When they reached the farmhouse on the hill the hounds were fairly in view. The huntsman was casting them, and the horsemen were grouped about as usual, while the laggers were stealing quietly up the lanes and by-roads, thinking nobody would see them. Save the whites or the greys, our friends in the 'chay' were not sufficiently near to descry the colours of the horses; but Mr. Sponge could not help thinking that he recognized the outline of the wicked chestnut, Multum-in-Parvo.

'By the powers, but if it is him,' muttered he to himself, clenching his fist and grinding his teeth as he spoke, 'but I'll-I'll-I'll make sich an example of you,' meaning of Leather.
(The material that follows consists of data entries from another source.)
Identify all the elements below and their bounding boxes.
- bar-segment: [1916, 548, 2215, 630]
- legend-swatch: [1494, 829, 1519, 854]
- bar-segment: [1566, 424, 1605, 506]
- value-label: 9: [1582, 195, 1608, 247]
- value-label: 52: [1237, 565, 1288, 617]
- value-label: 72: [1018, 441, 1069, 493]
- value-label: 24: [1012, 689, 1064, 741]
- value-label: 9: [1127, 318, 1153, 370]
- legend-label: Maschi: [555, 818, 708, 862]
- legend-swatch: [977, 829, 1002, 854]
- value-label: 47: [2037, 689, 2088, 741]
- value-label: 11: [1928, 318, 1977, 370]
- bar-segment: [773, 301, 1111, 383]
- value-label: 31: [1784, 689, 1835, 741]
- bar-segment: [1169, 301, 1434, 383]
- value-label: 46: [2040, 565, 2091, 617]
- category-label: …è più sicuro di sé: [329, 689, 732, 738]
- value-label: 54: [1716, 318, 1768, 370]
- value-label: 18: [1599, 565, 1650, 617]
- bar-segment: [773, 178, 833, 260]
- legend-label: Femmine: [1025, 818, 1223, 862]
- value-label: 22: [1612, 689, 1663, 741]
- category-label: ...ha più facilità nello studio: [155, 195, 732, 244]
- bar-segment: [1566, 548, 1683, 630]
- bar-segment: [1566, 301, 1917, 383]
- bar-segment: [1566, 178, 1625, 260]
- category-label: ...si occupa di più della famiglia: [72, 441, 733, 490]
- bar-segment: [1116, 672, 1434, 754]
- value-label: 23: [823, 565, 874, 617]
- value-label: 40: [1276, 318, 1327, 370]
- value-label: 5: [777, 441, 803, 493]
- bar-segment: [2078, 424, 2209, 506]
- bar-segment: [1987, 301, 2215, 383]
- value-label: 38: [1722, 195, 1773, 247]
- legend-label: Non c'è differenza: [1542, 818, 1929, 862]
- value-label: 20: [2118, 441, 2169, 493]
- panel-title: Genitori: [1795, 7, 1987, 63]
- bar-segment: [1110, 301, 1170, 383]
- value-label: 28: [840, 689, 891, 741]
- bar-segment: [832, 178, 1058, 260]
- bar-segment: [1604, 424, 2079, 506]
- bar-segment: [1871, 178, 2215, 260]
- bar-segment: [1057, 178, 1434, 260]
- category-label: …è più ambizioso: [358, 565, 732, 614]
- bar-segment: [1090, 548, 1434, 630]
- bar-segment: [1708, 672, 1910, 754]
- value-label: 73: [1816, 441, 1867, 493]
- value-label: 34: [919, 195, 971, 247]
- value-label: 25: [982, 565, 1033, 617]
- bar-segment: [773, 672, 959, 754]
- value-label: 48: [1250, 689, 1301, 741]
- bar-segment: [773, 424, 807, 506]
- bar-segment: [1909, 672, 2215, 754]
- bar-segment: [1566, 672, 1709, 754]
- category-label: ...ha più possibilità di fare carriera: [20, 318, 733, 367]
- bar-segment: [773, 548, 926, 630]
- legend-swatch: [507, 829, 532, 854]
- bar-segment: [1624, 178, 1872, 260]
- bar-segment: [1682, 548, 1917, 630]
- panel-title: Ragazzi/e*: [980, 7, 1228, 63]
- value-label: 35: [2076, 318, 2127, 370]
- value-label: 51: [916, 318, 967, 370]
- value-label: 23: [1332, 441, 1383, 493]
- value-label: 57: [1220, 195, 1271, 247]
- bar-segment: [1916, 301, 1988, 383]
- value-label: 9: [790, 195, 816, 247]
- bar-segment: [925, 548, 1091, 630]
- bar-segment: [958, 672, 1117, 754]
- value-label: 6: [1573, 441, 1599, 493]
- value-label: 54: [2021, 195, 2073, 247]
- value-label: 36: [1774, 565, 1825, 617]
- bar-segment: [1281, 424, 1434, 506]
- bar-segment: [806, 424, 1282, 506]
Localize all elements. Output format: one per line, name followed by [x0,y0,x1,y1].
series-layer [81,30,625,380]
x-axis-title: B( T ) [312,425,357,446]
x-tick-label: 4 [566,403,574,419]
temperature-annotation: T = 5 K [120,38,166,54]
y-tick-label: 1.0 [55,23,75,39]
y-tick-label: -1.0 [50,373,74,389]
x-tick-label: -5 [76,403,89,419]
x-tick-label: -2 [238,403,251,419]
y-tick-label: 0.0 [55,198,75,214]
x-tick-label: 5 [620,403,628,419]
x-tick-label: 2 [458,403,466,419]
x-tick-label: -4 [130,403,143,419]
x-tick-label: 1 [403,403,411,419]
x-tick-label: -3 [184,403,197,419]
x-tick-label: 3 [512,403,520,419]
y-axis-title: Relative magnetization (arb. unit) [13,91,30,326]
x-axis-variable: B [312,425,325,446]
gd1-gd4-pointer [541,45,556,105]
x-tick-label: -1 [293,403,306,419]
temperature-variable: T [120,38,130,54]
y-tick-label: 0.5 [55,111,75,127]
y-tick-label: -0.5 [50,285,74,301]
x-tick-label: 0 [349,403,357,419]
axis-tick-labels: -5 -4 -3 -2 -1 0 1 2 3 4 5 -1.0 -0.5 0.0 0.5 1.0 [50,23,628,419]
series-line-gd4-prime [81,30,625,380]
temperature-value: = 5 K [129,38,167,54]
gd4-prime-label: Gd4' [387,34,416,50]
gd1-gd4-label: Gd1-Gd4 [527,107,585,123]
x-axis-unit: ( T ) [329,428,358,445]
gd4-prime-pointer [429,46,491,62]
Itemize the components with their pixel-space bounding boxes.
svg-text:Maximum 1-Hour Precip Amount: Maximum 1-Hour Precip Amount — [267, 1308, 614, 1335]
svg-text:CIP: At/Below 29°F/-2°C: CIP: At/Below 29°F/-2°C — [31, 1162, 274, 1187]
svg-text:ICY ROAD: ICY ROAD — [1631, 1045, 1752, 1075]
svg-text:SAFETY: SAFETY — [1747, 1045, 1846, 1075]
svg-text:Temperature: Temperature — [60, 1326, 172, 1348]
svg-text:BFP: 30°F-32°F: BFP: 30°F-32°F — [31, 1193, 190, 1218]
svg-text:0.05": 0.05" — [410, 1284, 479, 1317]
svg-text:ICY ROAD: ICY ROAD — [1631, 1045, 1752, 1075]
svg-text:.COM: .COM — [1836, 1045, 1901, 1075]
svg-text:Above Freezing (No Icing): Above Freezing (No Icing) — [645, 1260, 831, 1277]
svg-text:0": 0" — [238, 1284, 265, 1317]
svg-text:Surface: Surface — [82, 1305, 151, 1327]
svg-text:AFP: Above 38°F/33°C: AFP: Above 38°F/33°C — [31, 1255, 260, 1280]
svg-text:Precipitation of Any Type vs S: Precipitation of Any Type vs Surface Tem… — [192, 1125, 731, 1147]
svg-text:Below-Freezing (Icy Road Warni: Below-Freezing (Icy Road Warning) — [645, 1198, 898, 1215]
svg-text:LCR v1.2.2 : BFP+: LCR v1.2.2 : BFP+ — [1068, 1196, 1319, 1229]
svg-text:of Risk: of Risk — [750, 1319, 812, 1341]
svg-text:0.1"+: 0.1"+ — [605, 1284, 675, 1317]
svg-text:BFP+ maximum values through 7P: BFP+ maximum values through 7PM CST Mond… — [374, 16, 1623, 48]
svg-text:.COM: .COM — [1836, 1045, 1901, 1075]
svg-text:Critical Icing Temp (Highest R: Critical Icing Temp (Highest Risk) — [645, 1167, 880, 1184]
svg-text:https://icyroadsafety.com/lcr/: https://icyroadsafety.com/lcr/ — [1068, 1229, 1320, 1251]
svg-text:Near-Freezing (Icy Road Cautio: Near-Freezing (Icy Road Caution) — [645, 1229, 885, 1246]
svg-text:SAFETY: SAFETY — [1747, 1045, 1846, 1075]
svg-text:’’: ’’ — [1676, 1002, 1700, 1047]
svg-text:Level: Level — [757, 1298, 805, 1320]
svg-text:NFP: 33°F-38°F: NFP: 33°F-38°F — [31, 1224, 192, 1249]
Mr. Sponge could not exactly say what he would do, for it was by no means a settled point whether Leather or he were master. But to the hounds. If it had not been for Mr. Sponge's shabbiness at the turnpike gate, we really believe he might now have caught them up, for the road to them was down hill all the way, and the impetus of the vehicle would have sent the old screw along. That delay, however, was fatal. Before they had gone a quarter of the distance the hounds suddenly struck the scent at a hedge-row, and, with heads up and sterns down, went straight away at a pace that annihilated all hope. They were out of sight in a minute. It was clearly a case of kill.

'Well, there's a go!' exclaimed Mr. Sponge, folding his arms, and throwing himself back in the phaeton in disgust. 'I think I never saw such a mess as we've made this morning.'

And he looked at the stick in the apron, and the long holly between Jog's legs, and longed to lay them about his great back.

'Well (puff), I s'pose (wheeze) we may as well (puff) home now?' observed Jog, looking about him quite unconcernedly.

'I think so,' snapped Sponge, adding, 'we've done it for once, at all events.'

The observation, however, was lost upon Jog, whose mind was occupied with thinking how to get the phaeton round without upsetting. The road was narrow at best, and the newly laid stone-heaps had encroached upon its bounds. He first tried to back between two stone-heaps, but only succeeded in running a wheel into one; he then tried the forward tack, with no better success, till Mr. Sponge seeing matters were getting worse, just jumped out, and taking the old horse by the head, executed the man?uvre that Mr. Jogglebury Crowdey first attempted. They then commenced retracing their steps, rather a long trail, even for people in an amiable mood, but a terribly long one for disagreeing ones.

Jog, to be sure, was pretty comfortable. He had got all he wanted-all he went out a-hunting for; and as he hissed and jerked the old horse along, he kept casting an eye at the contents of the apron, thinking what crowned, or great man's head, the now rough, club-headed knobs should be fashioned to represent; and indulged in speculations as to their prospective worth and possible destination. He had not the slightest doubt that a thousand sticks to each of his children would be as good as a couple of thousand pounds a-piece; sometimes he thought more, but never less. Mr. Sponge, on the other hand, brooded over the loss of the run; indulged in all sorts of speculations as to the splendour of the affair; pictured the figure he would have cut on the chestnut, and the price he might have got for him in the field. Then he thought of the bucketing Leather would give him; the way he would ram him at everything; how he would let him go with a slack rein in the deep-very likely making him over-reach-nay, there was no saying but he might stake him.

Then he thought over all the misfortunes and mishaps of the day. The unpropitious toilet; the aggravation of 'Obin and Ichard'; the delay caused by Jog being sick with his cigar; the divergence into Hackberry Dean; and the long protracted wait at the toll-bar. Reviewing all the circumstances fairly and dispassionately, Mr. Sponge came to the determination of having nothing more to do with Mr. Jogglebury Crowdey in the hunting way. These, or similar cogitations and resolutions were, at length, interrupted by their arriving at home, as denoted by an outburst of children rushing from the lodge to receive them-Gustavus James, in his nurse's arms, bringing up the rear, to whom our friend could hardly raise the semblance of a smile.

It was all that little brat! thought he.